Successful DevOps automation requires dynamic documentation and keeping humans in the loop
Technical teams are drawn to the power and promise of automating everything. And it’s clear why: there’s too much manual toil in DevOps processes today. Updating documentation, pulling together data from various tools, changing cloud configuration, fulfilling requests — the list of tasks required often goes on and on with no end in sight. The explosion of best of breed SaaS tools and the continuous change of cloud infrastructure means the manual nature of any given process can eat up precious human resources that are better spent on initiatives that deliver value to customers. The simplicity that the cloud was meant to deliver has instead brought with it an enormous amount of complexity, catapulting the desire for automation to an all-time high.
While there’s undoubtedly too much manual toil, the complexity of today’s DevOps processes gives most organizations pause. How do you even begin the journey to meaningful automation? What can and should be automated? Luckily, the path forward is not as overwhelming as it may initially seem. Once we approach automation from a new perspective — as a journey rather than an all-or-nothing solution — the process of implementing automation becomes far less daunting.
At its core, this perspective recognizes that humans and machines can not only play nice together, but thrive together. Some industries like HR have found ways to automate huge pieces of their processes because many tasks are deterministic. However, in the world of DevOps, processes are more prone to change and have many more unpredictable pieces. So the goal should really be to use the unique skills of both humans and machines — humans using intuition and context and machines taking on repetitive, predictable (but time consuming) tasks like logging in to systems or pulling data.
All or nothing automation is not the solution. Instead, automation should be done incrementally — starting by codifying processes then working up to more advanced, fully automated scenarios (when appropriate). Automation that will have long term impact for your team and organization is a step by step process, with benefits all along the way.

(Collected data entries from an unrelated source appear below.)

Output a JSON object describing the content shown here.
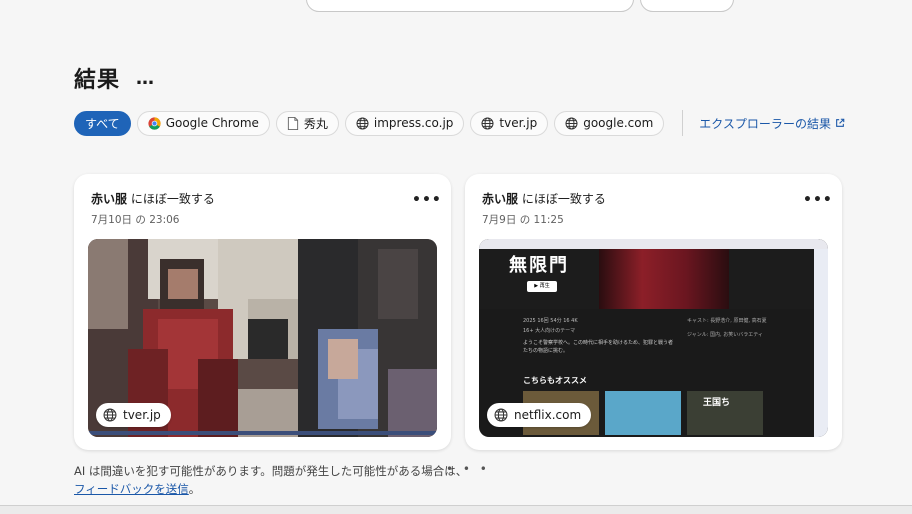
{
  "results": {
    "title": "結果",
    "more": "…"
  },
  "filters": [
    {
      "label": "すべて",
      "icon": "none",
      "active": true
    },
    {
      "label": "Google Chrome",
      "icon": "chrome-icon",
      "active": false
    },
    {
      "label": "秀丸",
      "icon": "document-icon",
      "active": false
    },
    {
      "label": "impress.co.jp",
      "icon": "globe-icon",
      "active": false
    },
    {
      "label": "tver.jp",
      "icon": "globe-icon",
      "active": false
    },
    {
      "label": "google.com",
      "icon": "globe-icon",
      "active": false
    }
  ],
  "explorer_link": {
    "label": "エクスプローラーの結果",
    "icon": "external-link-icon"
  },
  "cards": [
    {
      "title_bold": "赤い服",
      "title_rest": " にほぼ一致する",
      "date": "7月10日 の 23:06",
      "menu": "•••",
      "site": "tver.jp",
      "site_icon": "globe-icon"
    },
    {
      "title_bold": "赤い服",
      "title_rest": " にほぼ一致する",
      "date": "7月9日 の 11:25",
      "menu": "•••",
      "site": "netflix.com",
      "site_icon": "globe-icon",
      "screenshot": {
        "hero_title": "無限門",
        "play_label": "▶ 再生",
        "meta": "2025 16回 54分 16 4K",
        "tags": "16+ 大人向けのテーマ",
        "desc": "ようこそ警察学校へ。この時代に相手を助けるため、犯罪と戦う者たちの物語に挑む。",
        "cast_line1": "キャスト: 長野浩介, 原田健, 高石夏",
        "cast_line2": "ジャンル: 国内, お笑いバラエティ",
        "row_title": "こちらもオススメ",
        "row_item": "王国ち"
      }
    }
  ],
  "footer": {
    "disclaimer": "AI は間違いを犯す可能性があります。問題が発生した可能性がある場合は、",
    "link": "フィードバックを送信",
    "tail": "。",
    "dots": "• • •"
  },
  "colors": {
    "accent": "#1f64b8",
    "link": "#1a57a8"
  }
}
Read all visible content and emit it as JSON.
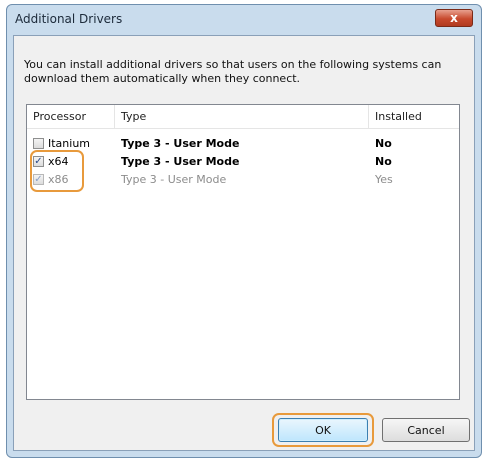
{
  "window": {
    "title": "Additional Drivers",
    "close_label": "x"
  },
  "description": "You can install additional drivers so that users on the following systems can download them automatically when they connect.",
  "table": {
    "columns": [
      "Processor",
      "Type",
      "Installed"
    ],
    "rows": [
      {
        "processor": "Itanium",
        "type": "Type 3 - User Mode",
        "installed": "No",
        "checked": false,
        "disabled": false
      },
      {
        "processor": "x64",
        "type": "Type 3 - User Mode",
        "installed": "No",
        "checked": true,
        "disabled": false
      },
      {
        "processor": "x86",
        "type": "Type 3 - User Mode",
        "installed": "Yes",
        "checked": true,
        "disabled": true
      }
    ]
  },
  "buttons": {
    "ok": "OK",
    "cancel": "Cancel"
  },
  "colors": {
    "highlight": "#e89a3c",
    "close_button": "#c84a2e"
  }
}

The path to meaningful automation starts with documentation. We can’t automate what we don’t know. First, teams need to codify institutional knowledge. The danger of not documenting institutional knowledge is that it lives only in the heads of people all throughout the organization and can walk out the door with them. It also means that processes are done differently by different people. Automation requires consistency…so we start by developing consistent processes.
The type of documentation you’re using, dynamic vs. static, will make a substantive difference here. Static documentation is hard-coded — often living in wikis where it quickly goes out of date, making it difficult to find the current source of truth. Dynamic documentation, however, consists of rich, real-time information, functioning as a live, managed-as-code, data-centric, and integrated center of knowledge. Dynamic documentation sets the foundation for teams to begin their automation journey.
Transposit runbooks are an example of dynamic documentation that enable teams to codify the free-form processes of the real world. Runbooks may first look like a checklist or a series of steps. One of the great advantages of dynamic rather than static documentation is that it automatically records both human and machine data, giving teams a clear sense of exactly how docs are being used, and by whom. This not only ensures accountability but also a continuous feedback loop. Teams can easily analyze processes, see what’s working or isn’t, and adjust accordingly. At this phase, it will also become clear what steps are predictable and repetitive — steps that are the most ripe for automation.
The complexity and variety of DevOps processes means no two will look the same. There are some entire processes that could be fully automated, but most processes will have a mixture of humans and machines doing the job together — what we call human-in-the-loop automation.
Runbooks are able to connect to any API, meaning you can inject automation into any step in the process. Say, for instance, you have an incident management runbook created. You see that every time a PagerDuty alert comes in that meets a certain criteria (i.e. web 500s are over threshold), your team creates a Slack channel, invites the right people, does an AWS service check, and creates a Zoom bridge and Jira ticket. Those are consistently done every time, so they’re great candidates for automation. This alone may save your team upwards of 15 minutes — already reducing toil and reaping the rewards of automation.
However, after that initial stage, it’s likely that your team will want to use judgment and context to decide the next steps. This is where humans take over — pulling data, talking things through, analyzing the situation. It’s a human checkpoint in the automation process. Now, for example, your team may decide to scale an ECS instance. Right from a runbook, teams can take that action with one click — eliminating context-switching and enabling actionability right from where you're already working. This is the sweet spot between humans and machines.
Many processes will never be fully automated. However, some are ripe for it. Now that you’ve codified your processes, you have the high level view needed to decipher what processes are performed the same every time. For example, some teams may choose to automate service requests that don’t need an approver, so they let the machine take a user’s credentials and simply give access, without ever bothering someone on the ops team.
You may start to automate infrastructure as code practices, enabling self service infrastructure. Runbooks can provide the guardrails to ensure changes are safe and consistent, enabling machines to take input from the user, get data from another system, and dynamically generate code — ensuring that the state of infrastructure is as expected before making any modification.
Ultimately, automation is a unique journey for every team. Incremental automation helps build trust in processes, provide clarity about what to automate, and ensures automation is delivering value in a meaningful way.